I’m still reeling from the effects of the treatment I’ve received. I’ve been taking things quietly since I’ve been here and have been feeling better day by day, and have even managed to get a few things done: a new computer, a decent-seized bed at last. My neighbours here have been such good friends, inviting me round for meals and drinks, listening patiently to my moans, and gently setting me straight when I seem to be going astray. Their daughter Michelle, who knows about medical stuff — she’s just got her Ph.D — bought me a bottle of tonic to help with my depleted energy levels, and it works! I’ve ordered further supplies, and since we’re all Bob Dylan fans we’ve been sipping from a bottle of Bob’s personally blended bourbon, Heaven’s Door, which helps in other ways.
Broadstone isn’t exactly Heaven but for me it’s the nearest thing and I’m very fortunate to be able to spend time here, but I have to go back to London in a couple of days and I’m dreading it. It’s a long time since I was able to enjoy the things that London has to offer and I’ve been living in the same house and locality for much too long. It has all become over-familiar and boring, and there’s no reason for me to be there except for the cancer treatment. There are indications that it may not have worked too well, with the damn thing spreading into other parts of my body. This is what killed my beloved sister over ten agonizing years and I know all too well how it may progress, so the next round of tests and scans may not be the routine things that we expected, and as I’m now feeling like a pariah in my own neighbourhood I’m finding it difficult to be positive and brave, let alone cheerful — and a new lockdown has just been decreed. Fucking hell.

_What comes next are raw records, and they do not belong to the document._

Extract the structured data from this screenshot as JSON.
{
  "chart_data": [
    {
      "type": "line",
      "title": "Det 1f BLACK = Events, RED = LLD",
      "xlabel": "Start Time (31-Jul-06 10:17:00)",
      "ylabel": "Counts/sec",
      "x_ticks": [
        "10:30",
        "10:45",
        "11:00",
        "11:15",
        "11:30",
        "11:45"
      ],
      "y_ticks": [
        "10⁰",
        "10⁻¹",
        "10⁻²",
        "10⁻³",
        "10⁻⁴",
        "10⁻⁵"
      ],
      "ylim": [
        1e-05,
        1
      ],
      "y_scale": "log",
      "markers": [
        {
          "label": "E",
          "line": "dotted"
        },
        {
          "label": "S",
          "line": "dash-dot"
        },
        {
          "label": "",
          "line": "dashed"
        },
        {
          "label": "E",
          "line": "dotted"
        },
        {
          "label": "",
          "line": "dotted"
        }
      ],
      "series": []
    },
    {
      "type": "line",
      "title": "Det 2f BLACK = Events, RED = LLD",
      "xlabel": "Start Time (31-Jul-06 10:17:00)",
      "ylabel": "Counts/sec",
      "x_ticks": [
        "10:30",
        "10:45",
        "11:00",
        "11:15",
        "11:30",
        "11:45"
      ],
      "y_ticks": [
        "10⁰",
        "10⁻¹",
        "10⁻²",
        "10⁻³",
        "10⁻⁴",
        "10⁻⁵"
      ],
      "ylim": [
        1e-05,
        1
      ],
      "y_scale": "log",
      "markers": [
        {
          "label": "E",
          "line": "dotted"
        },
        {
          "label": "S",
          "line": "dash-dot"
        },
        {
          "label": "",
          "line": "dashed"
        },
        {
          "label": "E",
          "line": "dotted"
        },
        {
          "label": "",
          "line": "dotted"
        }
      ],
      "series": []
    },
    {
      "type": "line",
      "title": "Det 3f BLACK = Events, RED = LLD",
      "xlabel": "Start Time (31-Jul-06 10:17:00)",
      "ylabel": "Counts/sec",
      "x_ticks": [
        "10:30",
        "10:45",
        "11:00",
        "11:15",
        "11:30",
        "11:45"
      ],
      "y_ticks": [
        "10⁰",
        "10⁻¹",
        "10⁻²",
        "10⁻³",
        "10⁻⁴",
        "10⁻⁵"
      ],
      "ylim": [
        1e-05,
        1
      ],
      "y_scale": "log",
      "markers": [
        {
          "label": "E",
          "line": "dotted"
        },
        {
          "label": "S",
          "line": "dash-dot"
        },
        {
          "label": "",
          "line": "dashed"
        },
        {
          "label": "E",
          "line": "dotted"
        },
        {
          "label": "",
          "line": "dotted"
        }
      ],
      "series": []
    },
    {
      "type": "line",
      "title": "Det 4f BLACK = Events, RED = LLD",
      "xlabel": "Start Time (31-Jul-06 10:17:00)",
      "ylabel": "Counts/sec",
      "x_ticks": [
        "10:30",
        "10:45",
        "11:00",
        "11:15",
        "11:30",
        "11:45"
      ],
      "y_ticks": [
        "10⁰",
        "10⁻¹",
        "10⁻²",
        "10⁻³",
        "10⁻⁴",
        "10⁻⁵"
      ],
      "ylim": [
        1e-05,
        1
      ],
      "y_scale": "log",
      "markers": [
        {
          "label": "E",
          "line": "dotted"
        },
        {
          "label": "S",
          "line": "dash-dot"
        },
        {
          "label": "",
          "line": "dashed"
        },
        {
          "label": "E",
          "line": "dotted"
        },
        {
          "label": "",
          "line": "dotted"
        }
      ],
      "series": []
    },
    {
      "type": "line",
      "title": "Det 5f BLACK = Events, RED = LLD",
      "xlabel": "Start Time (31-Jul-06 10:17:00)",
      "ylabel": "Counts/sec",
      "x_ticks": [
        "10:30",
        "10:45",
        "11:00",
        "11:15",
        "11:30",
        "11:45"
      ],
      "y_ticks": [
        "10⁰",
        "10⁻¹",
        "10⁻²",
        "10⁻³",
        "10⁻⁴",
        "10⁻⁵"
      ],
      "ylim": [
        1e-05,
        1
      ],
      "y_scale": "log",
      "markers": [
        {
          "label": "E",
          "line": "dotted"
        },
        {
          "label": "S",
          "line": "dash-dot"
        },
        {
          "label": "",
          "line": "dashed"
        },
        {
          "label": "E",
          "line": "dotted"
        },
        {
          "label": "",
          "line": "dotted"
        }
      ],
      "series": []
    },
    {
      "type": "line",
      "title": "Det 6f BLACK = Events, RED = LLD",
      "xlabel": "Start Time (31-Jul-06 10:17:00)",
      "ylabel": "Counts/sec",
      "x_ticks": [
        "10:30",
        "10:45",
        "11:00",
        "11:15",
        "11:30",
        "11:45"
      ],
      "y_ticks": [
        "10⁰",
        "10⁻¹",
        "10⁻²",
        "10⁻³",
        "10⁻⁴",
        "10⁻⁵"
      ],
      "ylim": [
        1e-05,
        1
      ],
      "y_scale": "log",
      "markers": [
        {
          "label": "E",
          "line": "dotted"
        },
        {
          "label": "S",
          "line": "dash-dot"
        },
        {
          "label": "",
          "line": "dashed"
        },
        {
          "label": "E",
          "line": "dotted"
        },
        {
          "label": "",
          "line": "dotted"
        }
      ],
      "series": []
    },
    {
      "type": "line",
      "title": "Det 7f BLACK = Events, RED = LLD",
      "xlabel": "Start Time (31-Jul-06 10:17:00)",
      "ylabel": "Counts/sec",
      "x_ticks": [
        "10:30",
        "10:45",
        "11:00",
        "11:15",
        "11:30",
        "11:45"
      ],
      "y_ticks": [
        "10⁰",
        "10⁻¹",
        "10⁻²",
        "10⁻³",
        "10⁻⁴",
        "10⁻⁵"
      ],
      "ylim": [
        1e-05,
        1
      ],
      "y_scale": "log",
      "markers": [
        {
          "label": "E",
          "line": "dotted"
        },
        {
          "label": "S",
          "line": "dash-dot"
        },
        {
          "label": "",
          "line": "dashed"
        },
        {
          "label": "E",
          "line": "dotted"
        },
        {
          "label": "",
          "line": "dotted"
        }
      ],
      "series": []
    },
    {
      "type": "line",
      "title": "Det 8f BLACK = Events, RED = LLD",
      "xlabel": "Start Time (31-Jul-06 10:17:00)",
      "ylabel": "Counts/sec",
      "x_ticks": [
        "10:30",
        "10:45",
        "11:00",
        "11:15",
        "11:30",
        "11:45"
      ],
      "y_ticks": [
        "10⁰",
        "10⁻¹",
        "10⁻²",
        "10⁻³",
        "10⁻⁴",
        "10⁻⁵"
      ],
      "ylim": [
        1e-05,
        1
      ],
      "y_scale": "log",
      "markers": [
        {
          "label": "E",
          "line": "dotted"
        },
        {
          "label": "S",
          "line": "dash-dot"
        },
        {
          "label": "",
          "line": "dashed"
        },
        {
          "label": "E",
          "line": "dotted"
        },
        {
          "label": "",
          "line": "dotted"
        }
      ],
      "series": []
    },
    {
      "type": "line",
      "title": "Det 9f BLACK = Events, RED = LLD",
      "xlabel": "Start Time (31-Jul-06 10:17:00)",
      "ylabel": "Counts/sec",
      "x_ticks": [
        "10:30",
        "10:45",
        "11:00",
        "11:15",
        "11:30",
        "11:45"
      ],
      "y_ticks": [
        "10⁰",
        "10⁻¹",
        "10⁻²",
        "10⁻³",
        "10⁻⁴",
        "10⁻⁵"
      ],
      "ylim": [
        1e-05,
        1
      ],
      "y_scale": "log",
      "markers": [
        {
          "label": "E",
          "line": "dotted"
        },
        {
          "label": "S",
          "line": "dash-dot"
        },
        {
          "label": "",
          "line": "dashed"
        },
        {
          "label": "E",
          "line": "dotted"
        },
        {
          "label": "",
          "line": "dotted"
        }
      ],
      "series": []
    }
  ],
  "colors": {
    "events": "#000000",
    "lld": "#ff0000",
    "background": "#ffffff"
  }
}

Meanwhile I try to live in the moment. At the bottom of the garden are two lovely trees, an aspen and a huge beech. Next time I come here their branches will be bare, but today I’m very happy just to sit and watch the leaves turn from green to gold.
I’ve wanted for a while to write about being autistic but found it very difficult to do without sounding self-pitying. which on the whole I’m not. If I can find a way of doing it I’ll post it on this blog.